Generating Machine-Style Handwriting: A Diffusion Based Latent Generation with VAE Decoding
摘要
In this paper, we introduce the Style-Calligraphy model, an innovative architecture designed to generate high-fidelity images of text in specified machine styles, conditioned on a given text input. Our approach leverages the strengths of Variational Autoencoders (VAEs) and Latent Diffusion Models (LDMs) to address the challenges of latent space representation and efficient image generation. The VAE encoder-decoder framework is employed to learn structured latent spaces, mitigating the limitations of traditional autoencoders by incorporating Kullback-Leibler divergence alongside image reconstruction loss. This ensures a continuous and feasible latent space for sampling.
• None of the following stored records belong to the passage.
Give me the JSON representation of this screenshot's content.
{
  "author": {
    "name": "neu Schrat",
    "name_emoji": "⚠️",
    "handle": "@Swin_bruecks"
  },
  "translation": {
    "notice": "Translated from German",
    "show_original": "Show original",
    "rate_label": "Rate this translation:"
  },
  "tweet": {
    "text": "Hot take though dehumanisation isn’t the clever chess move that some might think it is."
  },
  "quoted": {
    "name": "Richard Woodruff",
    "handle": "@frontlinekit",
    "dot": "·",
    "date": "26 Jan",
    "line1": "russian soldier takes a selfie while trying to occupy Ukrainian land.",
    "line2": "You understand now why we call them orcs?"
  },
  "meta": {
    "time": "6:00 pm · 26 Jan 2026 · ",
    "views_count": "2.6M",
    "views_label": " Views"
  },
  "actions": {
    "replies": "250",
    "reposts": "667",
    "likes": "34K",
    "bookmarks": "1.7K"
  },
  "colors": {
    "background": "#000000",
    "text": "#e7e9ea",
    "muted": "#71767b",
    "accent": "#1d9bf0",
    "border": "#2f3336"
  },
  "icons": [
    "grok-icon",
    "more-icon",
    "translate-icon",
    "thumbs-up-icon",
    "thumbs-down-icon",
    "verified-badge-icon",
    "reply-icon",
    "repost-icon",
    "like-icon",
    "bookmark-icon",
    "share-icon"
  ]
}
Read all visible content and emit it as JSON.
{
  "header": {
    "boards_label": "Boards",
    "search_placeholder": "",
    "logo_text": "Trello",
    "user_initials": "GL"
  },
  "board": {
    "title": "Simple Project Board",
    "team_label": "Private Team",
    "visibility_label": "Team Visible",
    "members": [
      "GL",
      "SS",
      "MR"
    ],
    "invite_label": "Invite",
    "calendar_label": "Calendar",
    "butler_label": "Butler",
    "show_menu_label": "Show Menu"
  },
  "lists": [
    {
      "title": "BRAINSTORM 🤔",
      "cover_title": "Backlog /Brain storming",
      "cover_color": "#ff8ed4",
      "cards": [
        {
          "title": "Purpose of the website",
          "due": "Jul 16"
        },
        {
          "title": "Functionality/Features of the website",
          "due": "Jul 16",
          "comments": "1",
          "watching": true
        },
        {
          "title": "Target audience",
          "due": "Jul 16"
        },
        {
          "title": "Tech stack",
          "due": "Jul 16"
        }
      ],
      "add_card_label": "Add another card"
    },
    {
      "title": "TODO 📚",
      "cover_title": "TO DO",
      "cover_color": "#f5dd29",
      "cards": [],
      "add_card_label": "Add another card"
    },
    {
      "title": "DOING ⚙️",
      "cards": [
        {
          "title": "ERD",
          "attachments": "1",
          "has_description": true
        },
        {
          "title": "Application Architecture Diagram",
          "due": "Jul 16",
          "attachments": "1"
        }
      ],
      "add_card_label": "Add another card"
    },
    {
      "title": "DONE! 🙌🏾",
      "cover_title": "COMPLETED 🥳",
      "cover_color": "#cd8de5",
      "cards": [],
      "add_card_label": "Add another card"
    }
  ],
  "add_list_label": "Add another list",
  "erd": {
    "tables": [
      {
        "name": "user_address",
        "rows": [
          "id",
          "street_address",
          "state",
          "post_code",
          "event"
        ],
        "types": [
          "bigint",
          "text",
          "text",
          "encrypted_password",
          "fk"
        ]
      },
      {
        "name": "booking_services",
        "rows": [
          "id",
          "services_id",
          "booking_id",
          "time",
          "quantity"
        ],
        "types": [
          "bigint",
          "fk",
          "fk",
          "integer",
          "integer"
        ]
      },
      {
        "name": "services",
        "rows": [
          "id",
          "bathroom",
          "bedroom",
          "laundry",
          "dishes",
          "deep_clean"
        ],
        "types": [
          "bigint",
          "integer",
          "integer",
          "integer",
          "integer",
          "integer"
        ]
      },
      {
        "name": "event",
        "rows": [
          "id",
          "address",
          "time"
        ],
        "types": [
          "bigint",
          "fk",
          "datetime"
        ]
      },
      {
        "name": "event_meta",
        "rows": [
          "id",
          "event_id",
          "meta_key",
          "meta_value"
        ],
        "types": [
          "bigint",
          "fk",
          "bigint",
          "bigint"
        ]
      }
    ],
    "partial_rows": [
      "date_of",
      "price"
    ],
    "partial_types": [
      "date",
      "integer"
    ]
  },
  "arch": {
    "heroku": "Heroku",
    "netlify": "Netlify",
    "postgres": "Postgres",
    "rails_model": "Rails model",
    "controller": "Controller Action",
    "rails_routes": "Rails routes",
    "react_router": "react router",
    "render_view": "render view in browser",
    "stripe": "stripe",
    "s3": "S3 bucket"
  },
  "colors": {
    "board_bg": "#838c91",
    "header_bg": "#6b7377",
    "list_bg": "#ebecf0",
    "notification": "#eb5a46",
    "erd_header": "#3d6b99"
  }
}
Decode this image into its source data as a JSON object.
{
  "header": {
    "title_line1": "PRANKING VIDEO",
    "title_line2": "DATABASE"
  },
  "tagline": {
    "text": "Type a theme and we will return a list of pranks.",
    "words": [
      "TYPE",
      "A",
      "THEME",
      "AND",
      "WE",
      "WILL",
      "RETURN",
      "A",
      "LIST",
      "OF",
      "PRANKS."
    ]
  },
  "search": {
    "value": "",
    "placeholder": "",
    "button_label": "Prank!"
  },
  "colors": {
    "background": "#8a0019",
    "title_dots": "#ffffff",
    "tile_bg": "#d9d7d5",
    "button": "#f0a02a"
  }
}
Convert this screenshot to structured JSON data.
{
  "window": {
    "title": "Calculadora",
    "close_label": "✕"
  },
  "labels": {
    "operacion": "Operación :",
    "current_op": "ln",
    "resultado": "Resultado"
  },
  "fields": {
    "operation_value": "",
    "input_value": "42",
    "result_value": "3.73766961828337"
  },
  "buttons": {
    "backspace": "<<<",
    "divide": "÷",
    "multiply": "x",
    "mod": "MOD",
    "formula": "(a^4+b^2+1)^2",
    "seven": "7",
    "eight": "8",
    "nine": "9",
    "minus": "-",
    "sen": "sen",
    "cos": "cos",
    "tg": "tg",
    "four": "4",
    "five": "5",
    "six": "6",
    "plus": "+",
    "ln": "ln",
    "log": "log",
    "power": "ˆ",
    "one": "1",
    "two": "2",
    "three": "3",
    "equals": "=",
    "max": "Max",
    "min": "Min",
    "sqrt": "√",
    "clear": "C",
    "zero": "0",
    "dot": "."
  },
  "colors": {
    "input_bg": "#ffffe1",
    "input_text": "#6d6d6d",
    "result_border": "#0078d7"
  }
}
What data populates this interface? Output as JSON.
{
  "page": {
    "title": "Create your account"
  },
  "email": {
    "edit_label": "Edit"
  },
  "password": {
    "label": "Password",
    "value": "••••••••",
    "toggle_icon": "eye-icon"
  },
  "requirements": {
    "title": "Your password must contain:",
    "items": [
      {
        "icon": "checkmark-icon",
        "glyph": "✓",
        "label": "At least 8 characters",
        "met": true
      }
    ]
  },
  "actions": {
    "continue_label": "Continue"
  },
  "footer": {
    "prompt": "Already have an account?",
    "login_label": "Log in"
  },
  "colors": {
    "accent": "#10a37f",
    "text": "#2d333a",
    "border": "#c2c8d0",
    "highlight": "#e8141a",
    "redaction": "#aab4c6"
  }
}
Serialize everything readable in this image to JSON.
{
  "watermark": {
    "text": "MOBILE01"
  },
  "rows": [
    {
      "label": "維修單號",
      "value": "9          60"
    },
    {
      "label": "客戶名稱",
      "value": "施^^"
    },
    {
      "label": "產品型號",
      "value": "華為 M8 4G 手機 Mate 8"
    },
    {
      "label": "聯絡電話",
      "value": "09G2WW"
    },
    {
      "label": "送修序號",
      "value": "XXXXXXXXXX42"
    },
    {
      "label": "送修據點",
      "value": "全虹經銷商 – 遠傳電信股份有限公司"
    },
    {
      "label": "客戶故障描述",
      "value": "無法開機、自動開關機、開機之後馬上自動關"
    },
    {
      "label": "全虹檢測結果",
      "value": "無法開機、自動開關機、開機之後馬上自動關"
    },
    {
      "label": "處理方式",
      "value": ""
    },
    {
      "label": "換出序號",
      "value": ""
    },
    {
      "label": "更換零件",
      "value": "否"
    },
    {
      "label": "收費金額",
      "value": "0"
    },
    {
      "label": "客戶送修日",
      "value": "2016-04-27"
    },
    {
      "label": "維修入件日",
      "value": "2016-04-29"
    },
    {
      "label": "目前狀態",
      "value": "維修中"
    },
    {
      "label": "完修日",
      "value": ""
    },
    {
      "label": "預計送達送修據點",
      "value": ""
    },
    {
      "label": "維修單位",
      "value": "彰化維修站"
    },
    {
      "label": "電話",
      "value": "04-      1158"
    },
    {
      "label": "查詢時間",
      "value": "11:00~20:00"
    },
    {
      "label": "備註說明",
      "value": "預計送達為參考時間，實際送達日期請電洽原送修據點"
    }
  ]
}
The LDM is trained as a denoiser with text-based conditioning, utilizing a Markov chain to model the noise addition process and employing cross-attention mechanisms to enhance spatial character relationships. We introduce a novel sliding cross-attention technique using duplets and triplets to capture intricate dependencies between characters, significantly improving the model’s performance. Furthermore, we propose a stand-alone image decoder to address noise sensitivity, trained on both clean and noisy latent representations, resulting in a substantial increase in image quality. A key innovation of our work is the repurposing of a single LDM across multiple machine styles, drastically reducing training costs by isolating style-specific training to the image decoder. Our comprehensive training pipeline, optimized for efficiency, demonstrates the model’s capability to generate accurate and stylistically coherent text images, achieving a 99.5% success rate in high-quality sample generation on seen data.